Existe um lugar ainda mais sombrio do que esta ponte artesanal de madeira sobre o precipício que você tem atravessado. De um lado, fogo; do outro, gelo. No meio, ah, no meio há um vazio imenso e é tão difícil descrever o vazio. Como um buraco negro onde todas as emoções são anestesiadas, uma por uma, como se tudo o que se sente não fizesse mais o menor sentido ou não tivesse importância.
O vazio é o mergulho silencioso em água parada. É o corpo leve flutuando no vácuo, a cabeça pesada, o barulho estarrecedor de dentro. E cada vez que olha para baixo, sente o vazio mais perto.
Então teus olhos fitam o nada que, de alguma forma, se assemelha ao que você sente hoje. Um transbordamento de nada. E por se sentir tão familiar, fita o vazio como se o pertencesse, como se quisesse derreter-se em seu estado líquido e fundir com ele.
Mas antes que decida qualquer coisa, me deixa te contar que eu vim aqui só para te ver. Ainda que todo mundo tenha se afastado, eu estou aqui, do outro lado da ponte, quando passar pelo fogo ou pelo gelo. Me leve ao teu lugar favorito quando fechar os olhos. Quando você mergulha, eu estou no vazio contigo.
Nunca se esqueça, você existe no teu passado. Você existe em mim, olha bem nos meus olhos. Sente esse fiapo de sorriso aqui fora? Era teu. O presente é apenas cegueira momentânea.

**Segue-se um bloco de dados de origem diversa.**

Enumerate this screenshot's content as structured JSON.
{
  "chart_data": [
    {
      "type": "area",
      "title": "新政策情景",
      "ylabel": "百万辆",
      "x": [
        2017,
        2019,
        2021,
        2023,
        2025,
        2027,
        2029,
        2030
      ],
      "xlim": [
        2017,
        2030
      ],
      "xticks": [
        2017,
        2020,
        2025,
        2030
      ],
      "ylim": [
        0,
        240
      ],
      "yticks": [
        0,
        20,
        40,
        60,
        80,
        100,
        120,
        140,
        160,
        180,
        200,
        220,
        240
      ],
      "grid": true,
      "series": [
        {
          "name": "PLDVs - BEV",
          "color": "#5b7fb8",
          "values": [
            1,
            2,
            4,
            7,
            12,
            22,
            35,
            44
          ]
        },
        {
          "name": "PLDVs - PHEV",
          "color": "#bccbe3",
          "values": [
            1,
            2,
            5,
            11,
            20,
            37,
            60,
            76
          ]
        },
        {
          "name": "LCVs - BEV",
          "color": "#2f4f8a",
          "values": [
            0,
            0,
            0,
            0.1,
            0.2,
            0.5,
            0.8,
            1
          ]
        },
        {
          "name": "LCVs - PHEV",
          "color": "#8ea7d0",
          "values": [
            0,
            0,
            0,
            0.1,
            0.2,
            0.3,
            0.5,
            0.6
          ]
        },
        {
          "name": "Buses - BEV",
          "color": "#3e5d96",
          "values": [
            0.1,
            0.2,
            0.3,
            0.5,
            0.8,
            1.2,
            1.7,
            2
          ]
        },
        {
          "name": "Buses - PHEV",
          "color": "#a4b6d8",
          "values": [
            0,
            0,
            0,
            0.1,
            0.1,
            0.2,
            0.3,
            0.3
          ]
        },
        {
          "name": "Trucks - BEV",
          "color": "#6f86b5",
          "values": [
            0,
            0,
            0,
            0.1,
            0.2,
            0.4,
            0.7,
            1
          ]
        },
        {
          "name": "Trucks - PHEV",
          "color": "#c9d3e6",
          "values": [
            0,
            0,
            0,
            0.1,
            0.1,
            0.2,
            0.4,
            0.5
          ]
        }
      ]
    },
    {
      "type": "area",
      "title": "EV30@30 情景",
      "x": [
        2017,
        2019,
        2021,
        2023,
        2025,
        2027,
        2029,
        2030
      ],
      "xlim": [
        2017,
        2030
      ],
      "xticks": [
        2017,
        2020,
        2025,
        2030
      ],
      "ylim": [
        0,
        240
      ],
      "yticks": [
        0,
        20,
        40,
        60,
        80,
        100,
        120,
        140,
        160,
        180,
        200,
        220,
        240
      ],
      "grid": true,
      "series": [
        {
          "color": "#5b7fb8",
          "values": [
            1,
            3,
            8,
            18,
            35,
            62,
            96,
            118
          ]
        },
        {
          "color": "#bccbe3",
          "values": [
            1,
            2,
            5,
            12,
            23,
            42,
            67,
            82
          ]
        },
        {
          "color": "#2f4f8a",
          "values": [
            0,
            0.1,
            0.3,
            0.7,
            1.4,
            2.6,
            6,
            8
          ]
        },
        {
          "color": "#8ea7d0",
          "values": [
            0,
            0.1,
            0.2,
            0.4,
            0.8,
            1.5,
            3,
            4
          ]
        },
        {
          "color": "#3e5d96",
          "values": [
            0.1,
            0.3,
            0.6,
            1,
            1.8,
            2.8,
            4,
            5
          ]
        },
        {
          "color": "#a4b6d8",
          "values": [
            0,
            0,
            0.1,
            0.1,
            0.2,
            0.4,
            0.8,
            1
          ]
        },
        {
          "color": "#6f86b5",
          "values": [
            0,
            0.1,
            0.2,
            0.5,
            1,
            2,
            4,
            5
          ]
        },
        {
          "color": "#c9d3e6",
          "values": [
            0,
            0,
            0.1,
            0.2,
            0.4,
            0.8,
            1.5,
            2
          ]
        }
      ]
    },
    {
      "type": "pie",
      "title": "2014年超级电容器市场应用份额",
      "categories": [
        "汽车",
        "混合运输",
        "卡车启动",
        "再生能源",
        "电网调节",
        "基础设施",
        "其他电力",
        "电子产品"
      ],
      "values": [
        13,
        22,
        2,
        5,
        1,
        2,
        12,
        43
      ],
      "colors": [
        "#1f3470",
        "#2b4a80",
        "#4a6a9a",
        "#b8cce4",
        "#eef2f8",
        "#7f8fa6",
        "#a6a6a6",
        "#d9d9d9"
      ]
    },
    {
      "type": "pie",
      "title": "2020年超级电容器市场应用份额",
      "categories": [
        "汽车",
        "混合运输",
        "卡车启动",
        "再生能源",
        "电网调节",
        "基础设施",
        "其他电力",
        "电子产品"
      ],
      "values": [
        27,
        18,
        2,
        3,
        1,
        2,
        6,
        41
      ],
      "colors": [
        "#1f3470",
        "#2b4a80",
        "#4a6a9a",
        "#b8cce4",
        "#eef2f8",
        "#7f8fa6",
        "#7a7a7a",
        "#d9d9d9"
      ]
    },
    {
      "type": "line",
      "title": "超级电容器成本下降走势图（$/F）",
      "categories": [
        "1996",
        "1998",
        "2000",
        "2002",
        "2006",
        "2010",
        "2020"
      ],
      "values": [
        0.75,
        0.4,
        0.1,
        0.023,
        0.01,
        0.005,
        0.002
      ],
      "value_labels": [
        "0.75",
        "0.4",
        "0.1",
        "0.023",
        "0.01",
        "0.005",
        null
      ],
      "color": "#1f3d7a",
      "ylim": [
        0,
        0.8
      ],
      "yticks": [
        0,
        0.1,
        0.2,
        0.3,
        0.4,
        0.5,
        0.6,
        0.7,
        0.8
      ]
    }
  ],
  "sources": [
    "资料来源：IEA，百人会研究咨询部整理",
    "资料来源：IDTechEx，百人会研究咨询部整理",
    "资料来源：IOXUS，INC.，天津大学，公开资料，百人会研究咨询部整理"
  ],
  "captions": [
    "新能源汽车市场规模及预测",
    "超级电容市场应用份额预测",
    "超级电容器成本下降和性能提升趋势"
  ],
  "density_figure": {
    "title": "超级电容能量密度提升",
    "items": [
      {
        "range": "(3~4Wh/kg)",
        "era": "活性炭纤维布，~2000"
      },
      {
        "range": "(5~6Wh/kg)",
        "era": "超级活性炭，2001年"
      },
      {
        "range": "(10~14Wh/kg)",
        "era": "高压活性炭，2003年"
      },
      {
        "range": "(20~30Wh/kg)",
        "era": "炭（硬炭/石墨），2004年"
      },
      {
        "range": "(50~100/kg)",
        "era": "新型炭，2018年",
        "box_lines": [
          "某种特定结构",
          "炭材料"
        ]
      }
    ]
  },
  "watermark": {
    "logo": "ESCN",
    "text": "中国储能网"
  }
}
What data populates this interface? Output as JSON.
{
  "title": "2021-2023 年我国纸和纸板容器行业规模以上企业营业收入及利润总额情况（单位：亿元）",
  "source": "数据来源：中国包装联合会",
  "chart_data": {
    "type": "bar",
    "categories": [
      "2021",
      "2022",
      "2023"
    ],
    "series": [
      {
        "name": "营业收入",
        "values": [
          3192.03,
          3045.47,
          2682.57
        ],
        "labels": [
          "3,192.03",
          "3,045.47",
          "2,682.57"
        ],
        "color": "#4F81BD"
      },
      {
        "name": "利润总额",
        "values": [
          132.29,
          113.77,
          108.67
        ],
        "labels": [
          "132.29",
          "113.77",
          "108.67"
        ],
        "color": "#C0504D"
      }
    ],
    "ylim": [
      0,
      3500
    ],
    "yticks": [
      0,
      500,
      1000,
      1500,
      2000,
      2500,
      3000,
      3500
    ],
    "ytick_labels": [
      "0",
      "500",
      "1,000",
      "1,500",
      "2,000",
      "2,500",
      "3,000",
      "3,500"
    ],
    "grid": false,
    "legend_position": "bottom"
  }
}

Nunca se esqueça de que você existe nas horas de quem te ama, nos sonhos daquele amor antigo, nunca se esqueça de que mesmo quando é nada, é tudo, ainda que para alguém.
Então respira fundo, não pula. Não se anule, ainda não. Segura a minha mão, esfrega os olhos, veja quantas mãos te carregam enquanto não sente teu peso. Veja quantos sorrisos enxugam tuas lágrimas.
Volta em mim.
Há sempre o depois, depois do agora.